The first Raid movie was a perfectly calibrated machine, with the story allowing for a series of fast and varied fights without ever slowing down - the composition of the film as a whole a mirror image of its face-smashing, knee-crunching fight scenes, Silat powered fight scenes. The sequel is more ambitious, and consequently more obstructive in this regard.
From the first scene on in, The Raid 2 positions itself as taking place in a world that is more complete and therefore even more dangerous than the one we found in the first movie. The trouble is that from that first shot of a shallow grave onwards, this bigger world is overbearingly familiar.
This is a sprawling, two and a half hour story about fathers and sons, about family ties and the naked ambition required to cut through them. Have you seen more than one gangster movie? Then congratulations, you can watch The Raid 2 on fast forward without worrying about losing the plot.
None of this would be a problem if the scenes dedicated to establishing and exploring this plot didn’t take up so much time for so little reward. Don’t get me wrong, I enjoyed the blood red Lynchtones of the baddie’s restaurant, and the scenes where the camera moved in towards the main character (let’s call him “The Raid” in honour of our action movie addled childhoods) for what seems like forever are effective at conveying the sense that the plot just won’t stop closing in on him. Still, while there’s nothing actively bad in The Raid 2, there’s about an hour’s worth of material that gets in the way of the reason we were all gathered there in the dark to watch it: at points, the time spent on the motivation threatens to obscure the device.
When it comes, the action is red-raw and spectacular, and if the camera moves a little bit too much for my tastes, it doesn’t judder about enough to obscure the endless, grisly spectacle of the right scenes.
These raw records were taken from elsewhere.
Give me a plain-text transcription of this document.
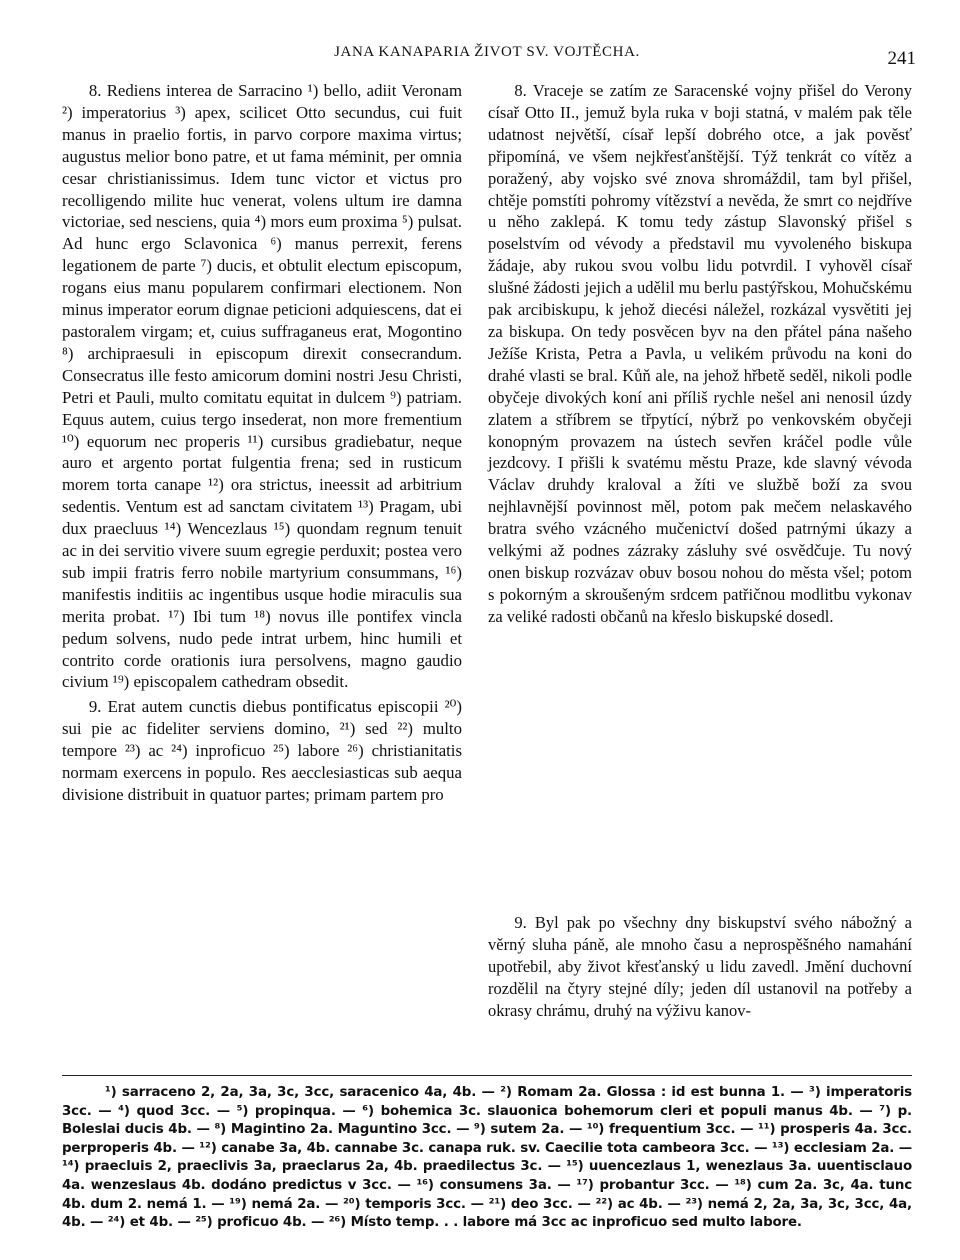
JANA KANAPARIA ŽIVOT SV. VOJTĚCHA.	241

8. Rediens interea de Sarracino ¹) bello, adiit Veronam ²) imperatorius ³) apex, scilicet Otto secundus, cui fuit manus in praelio fortis, in parvo corpore maxima virtus; augustus melior bono patre, et ut fama méminit, per omnia cesar christianissimus. Idem tunc victor et victus pro recolligendo milite huc venerat, volens ultum ire damna victoriae, sed nesciens, quia ⁴) mors eum proxima ⁵) pulsat. Ad hunc ergo Sclavonica ⁶) manus perrexit, ferens legationem de parte ⁷) ducis, et obtulit electum episcopum, rogans eius manu popularem confirmari electionem. Non minus imperator eorum dignae peticioni adquiescens, dat ei pastoralem virgam; et, cuius suffraganeus erat, Mogontino ⁸) archipraesuli in episcopum direxit consecrandum. Consecratus ille festo amicorum domini nostri Jesu Christi, Petri et Pauli, multo comitatu equitat in dulcem ⁹) patriam. Equus autem, cuius tergo insederat, non more frementium ¹⁰) equorum nec properis ¹¹) cursibus gradiebatur, neque auro et argento portat fulgentia frena; sed in rusticum morem torta canape ¹²) ora strictus, ineessit ad arbitrium sedentis. Ventum est ad sanctam civitatem ¹³) Pragam, ubi dux praecluus ¹⁴) Wencezlaus ¹⁵) quondam regnum tenuit ac in dei servitio vivere suum egregie perduxit; postea vero sub impii fratris ferro nobile martyrium consummans, ¹⁶) manifestis inditiis ac ingentibus usque hodie miraculis sua merita probat. ¹⁷) Ibi tum ¹⁸) novus ille pontifex vincla pedum solvens, nudo pede intrat urbem, hinc humili et contrito corde orationis iura persolvens, magno gaudio civium ¹⁹) episcopalem cathedram obsedit.

9. Erat autem cunctis diebus pontificatus episcopii ²⁰) sui pie ac fideliter serviens domino, ²¹) sed ²²) multo tempore ²³) ac ²⁴) inproficuo ²⁵) labore ²⁶) christianitatis normam exercens in populo. Res aecclesiasticas sub aequa divisione distribuit in quatuor partes; primam partem pro

8. Vraceje se zatím ze Saracenské vojny přišel do Verony císař Otto II., jemuž byla ruka v boji statná, v malém pak těle udatnost největší, císař lepší dobrého otce, a jak pověsť připomíná, ve všem nejkřesťanštější. Týž tenkrát co vítěz a poražený, aby vojsko své znova shromáždil, tam byl přišel, chtěje pomstíti pohromy vítězství a nevěda, že smrt co nejdříve u něho zaklepá. K tomu tedy zástup Slavonský přišel s poselstvím od vévody a představil mu vyvoleného biskupa žádaje, aby rukou svou volbu lidu potvrdil. I vyhověl císař slušné žádosti jejich a udělil mu berlu pastýřskou, Mohučskému pak arcibiskupu, k jehož diecési náležel, rozkázal vysvětiti jej za biskupa. On tedy posvěcen byv na den přátel pána našeho Ježíše Krista, Petra a Pavla, u velikém průvodu na koni do drahé vlasti se bral. Kůň ale, na jehož hřbetě seděl, nikoli podle obyčeje divokých koní ani příliš rychle nešel ani nenosil úzdy zlatem a stříbrem se třpytící, nýbrž po venkovském obyčeji konopným provazem na ústech sevřen kráčel podle vůle jezdcovy. I přišli k svatému městu Praze, kde slavný vévoda Václav druhdy kraloval a žíti ve službě boží za svou nejhlavnější povinnost měl, potom pak mečem nelaskavého bratra svého vzácného mučenictví došed patrnými úkazy a velkými až podnes zázraky zásluhy své osvědčuje. Tu nový onen biskup rozvázav obuv bosou nohou do města všel; potom s pokorným a skroušeným srdcem patřičnou modlitbu vykonav za veliké radosti občanů na křeslo biskupské dosedl.

9. Byl pak po všechny dny biskupství svého nábožný a věrný sluha páně, ale mnoho času a neprospěšného namahání upotřebil, aby život křesťanský u lidu zavedl. Jmění duchovní rozdělil na čtyry stejné díly; jeden díl ustanovil na potřeby a okrasy chrámu, druhý na výživu kanov-

¹) sarraceno 2, 2a, 3a, 3c, 3cc, saracenico 4a, 4b. — ²) Romam 2a. Glossa : id est bunna 1. — ³) imperatoris 3cc. — ⁴) quod 3cc. — ⁵) propinqua. — ⁶) bohemica 3c. slauonica bohemorum cleri et populi manus 4b. — ⁷) p. Boleslai ducis 4b. — ⁸) Magintino 2a. Maguntino 3cc. — ⁹) sutem 2a. — ¹⁰) frequentium 3cc. — ¹¹) prosperis 4a. 3cc. perproperis 4b. — ¹²) canabe 3a, 4b. cannabe 3c. canapa ruk. sv. Caecilie tota cambeora 3cc. — ¹³) ecclesiam 2a. — ¹⁴) praecluis 2, praeclivis 3a, praeclarus 2a, 4b. praedilectus 3c. — ¹⁵) uuencezlaus 1, wenezlaus 3a. uuentisclauo 4a. wenzeslaus 4b. dodáno predictus v 3cc. — ¹⁶) consumens 3a. — ¹⁷) probantur 3cc. — ¹⁸) cum 2a. 3c, 4a. tunc 4b. dum 2. nemá 1. — ¹⁹) nemá 2a. — ²⁰) temporis 3cc. — ²¹) deo 3cc. — ²²) ac 4b. — ²³) nemá 2, 2a, 3a, 3c, 3cc, 4a, 4b. — ²⁴) et 4b. — ²⁵) proficuo 4b. — ²⁶) Místo temp. . . labore má 3cc ac inproficuo sed multo labore.
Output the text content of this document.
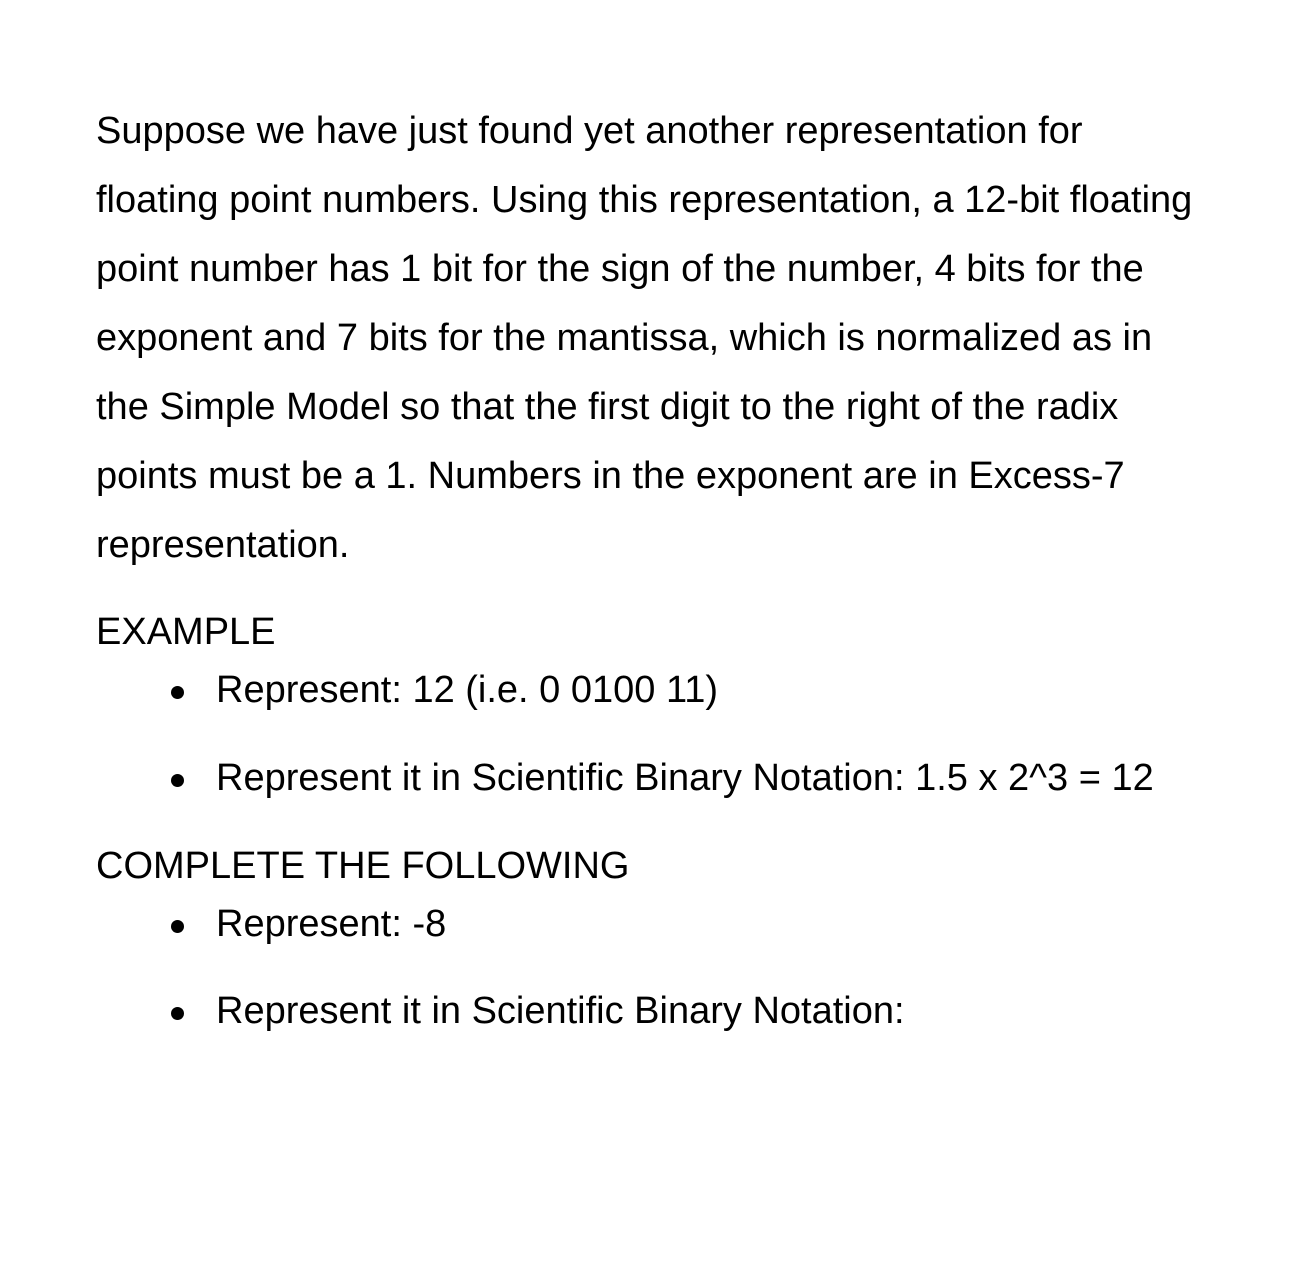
Suppose we have just found yet another representation for floating point numbers. Using this representation, a 12-bit floating point number has 1 bit for the sign of the number, 4 bits for the exponent and 7 bits for the mantissa, which is normalized as in the Simple Model so that the first digit to the right of the radix points must be a 1. Numbers in the exponent are in Excess-7 representation.

EXAMPLE
Represent: 12 (i.e. 0 0100 11)
Represent it in Scientific Binary Notation: 1.5 x 2^3 = 12
COMPLETE THE FOLLOWING
Represent: -8
Represent it in Scientific Binary Notation:
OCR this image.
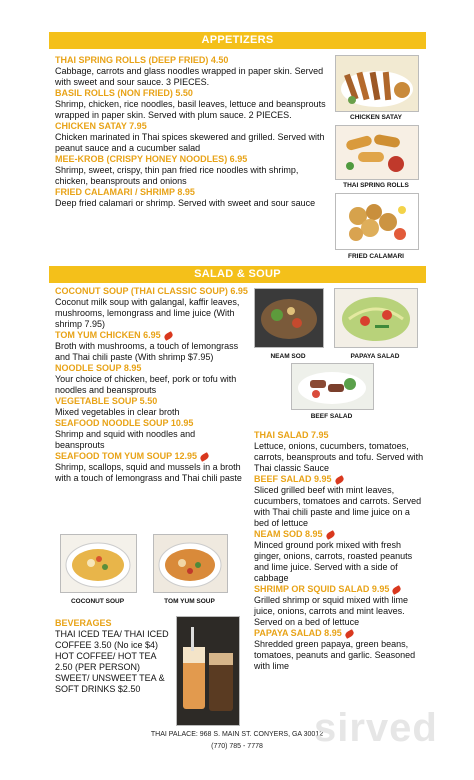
APPETIZERS
THAI SPRING ROLLS (DEEP FRIED) 4.50
Cabbage, carrots and glass noodles wrapped in paper skin. Served with sweet and sour sauce. 3 PIECES.
BASIL ROLLS (NON FRIED) 5.50
Shrimp, chicken, rice noodles, basil leaves, lettuce and beansprouts wrapped in paper skin. Served with plum sauce. 2 PIECES.
CHICKEN SATAY 7.95
Chicken marinated in Thai spices skewered and grilled. Served with peanut sauce and a cucumber salad
MEE-KROB (CRISPY HONEY NOODLES) 6.95
Shrimp, sweet, crispy, thin pan fried rice noodles with shrimp, chicken, beansprouts and onions
FRIED CALAMARI / SHRIMP 8.95
Deep fried calamari or shrimp. Served with sweet and sour sauce
CHICKEN SATAY
THAI SPRING ROLLS
FRIED CALAMARI
SALAD & SOUP
COCONUT SOUP (THAI CLASSIC SOUP) 6.95
Coconut milk soup with galangal, kaffir leaves, mushrooms, lemongrass and lime juice (With shrimp 7.95)
TOM YUM CHICKEN 6.95
Broth with mushrooms, a touch of lemongrass and Thai chili paste (With shrimp $7.95)
NOODLE SOUP 8.95
Your choice of chicken, beef, pork or tofu with noodles and beansprouts
VEGETABLE SOUP 5.50
Mixed vegetables in clear broth
SEAFOOD NOODLE SOUP 10.95
Shrimp and squid with noodles and beansprouts
SEAFOOD TOM YUM SOUP 12.95
Shrimp, scallops, squid and mussels in a broth with a touch of lemongrass and Thai chili paste
NEAM SOD	PAPAYA SALAD
BEEF SALAD
THAI SALAD 7.95
Lettuce, onions, cucumbers, tomatoes, carrots, beansprouts and tofu. Served with Thai classic Sauce
BEEF SALAD 9.95
Sliced grilled beef with mint leaves, cucumbers, tomatoes and carrots. Served with Thai chili paste and lime juice on a bed of lettuce
NEAM SOD 8.95
Minced ground pork mixed with fresh ginger, onions, carrots, roasted peanuts and lime juice. Served with a side of cabbage
SHRIMP OR SQUID SALAD 9.95
Grilled shrimp or squid mixed with lime juice, onions, carrots and mint leaves. Served on a bed of lettuce
PAPAYA SALAD 8.95
Shredded green papaya, green beans, tomatoes, peanuts and garlic. Seasoned with lime
COCONUT SOUP	TOM YUM SOUP
BEVERAGES
THAI ICED TEA/ THAI ICED COFFEE 3.50 (No ice $4) HOT COFFEE/ HOT TEA 2.50 (PER PERSON) SWEET/ UNSWEET TEA & SOFT DRINKS $2.50
THAI PALACE: 968 S. MAIN ST. CONYERS, GA 30012
(770) 785 - 7778	sirved
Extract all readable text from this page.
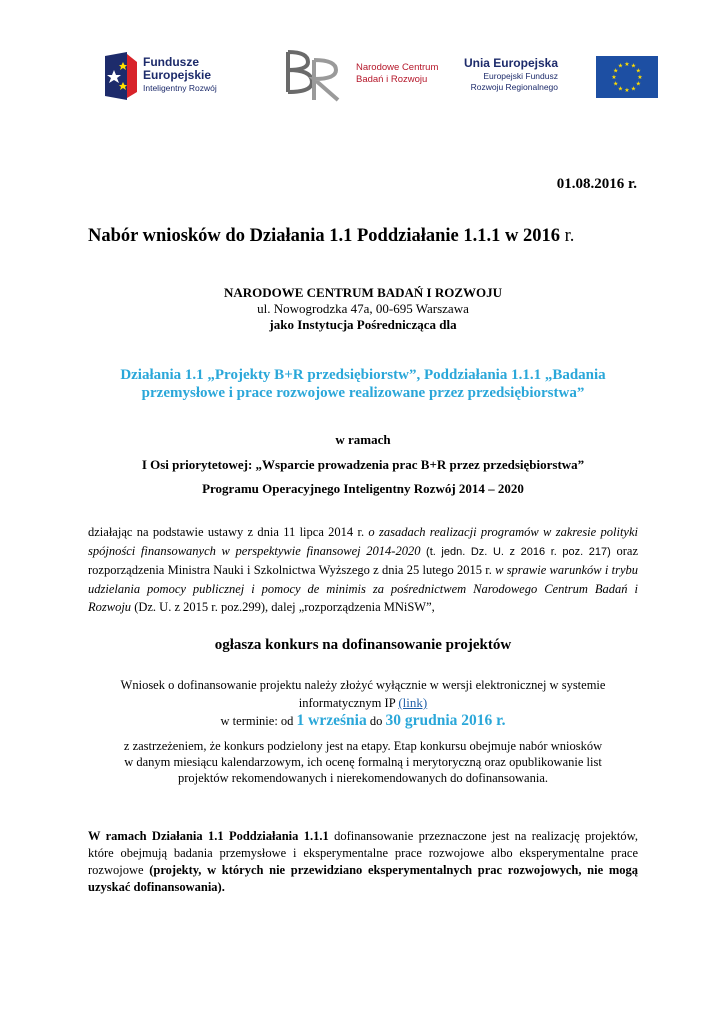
Fundusze
Europejskie
Inteligentny Rozwój
Narodowe Centrum
Badań i Rozwoju
Unia Europejska
Europejski Fundusz
Rozwoju Regionalnego
★ ★
★
★
★
★
★
★
★
★
★
★
01.08.2016 r.
Nabór wniosków do Działania 1.1 Poddziałanie 1.1.1 w 2016 r.
NARODOWE CENTRUM BADAŃ I ROZWOJU
ul. Nowogrodzka 47a, 00-695 Warszawa
jako Instytucja Pośrednicząca dla
Działania 1.1 „Projekty B+R przedsiębiorstw”, Poddziałania 1.1.1 „Badania
przemysłowe i prace rozwojowe realizowane przez przedsiębiorstwa”
w ramach
I Osi priorytetowej: „Wsparcie prowadzenia prac B+R przez przedsiębiorstwa”
Programu Operacyjnego Inteligentny Rozwój 2014 – 2020
działając na podstawie ustawy z dnia 11 lipca 2014 r. o zasadach realizacji programów w zakresie polityki spójności finansowanych w perspektywie finansowej 2014-2020 (t. jedn. Dz. U. z 2016 r. poz. 217) oraz rozporządzenia Ministra Nauki i Szkolnictwa Wyższego z dnia 25 lutego 2015 r. w sprawie warunków i trybu udzielania pomocy publicznej i pomocy de minimis za pośrednictwem Narodowego Centrum Badań i Rozwoju (Dz. U. z 2015 r. poz.299), dalej „rozporządzenia MNiSW”,
ogłasza konkurs na dofinansowanie projektów
Wniosek o dofinansowanie projektu należy złożyć wyłącznie w wersji elektronicznej w systemie
informatycznym IP (link)
w terminie: od 1 września do 30 grudnia 2016 r.
z zastrzeżeniem, że konkurs podzielony jest na etapy. Etap konkursu obejmuje nabór wniosków
w danym miesiącu kalendarzowym, ich ocenę formalną i merytoryczną oraz opublikowanie list
projektów rekomendowanych i nierekomendowanych do dofinansowania.
W ramach Działania 1.1 Poddziałania 1.1.1 dofinansowanie przeznaczone jest na realizację projektów, które obejmują badania przemysłowe i eksperymentalne prace rozwojowe albo eksperymentalne prace rozwojowe (projekty, w których nie przewidziano eksperymentalnych prac rozwojowych, nie mogą uzyskać dofinansowania).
While The Raid shed guns, knives, and batons as it went, climaxing in a three man throw-down that was all flailing fists and feet, its sequel is more focussed on the many inventive uses of broomsticks, hammers, baseball bats, curved blades and kitchen work surfaces.
Free from the claustrophobic setting of the first film, director Gareth Evans and his crew prove themselves every bit as adept at choregraphing car chases as fight scenes.
Here’s Chris Ready, breaking it down better than I could:
For his car crash setpiece, Evans has three distinct levels of carefully composed action competing for attention. First there’s a punch-drunk Rama stuck fighting heavies within the confines of a car. Chasing and crashing into them is mob lieutenant Eka, attempting to return the recent favour Rama has done him. Finally there are fleets of enemy cars and motorbikes hot on Eka’s heels. Evans flicks back and forth between these engagements, giving us an update then moving on to the next collision. This is the point Evans’ genre mash-ups work best. We get cramped martial arts, car crashes, and human level stunt work as fragile, injured people transfer themselves between speeding vehicles.
Chris’ thoughts’ on why that final Silat fight works are well worth reading as an example of how action scenes need not be the enemy of character and story, so you should probably go read his post if you haven’t already.
Even without the extraneous dramatic scenes, Berandal would feel excessive. The difference is that this excess would communicate far more excitingly and effectively than the pre-fab ganster drama around it.
The last time we see The Raid he’s standing there, bloodied and battered by the action he’s taken part in, the last man standing, struggling for breath. He declares that he’s "done" and, having watched him try to kill his way into a better world, we can only agree with his Daniel Plainview style confession. There’s no better world in sight here, just hours and hours of bracing, brilliant entertainment yet to be seen, and - presumably - several hours worth of gangster clichés yet to be reiterated.
Thankfully - like its protagonist - The Raid 2 is self-aware enough to acknowledge its limits in the end.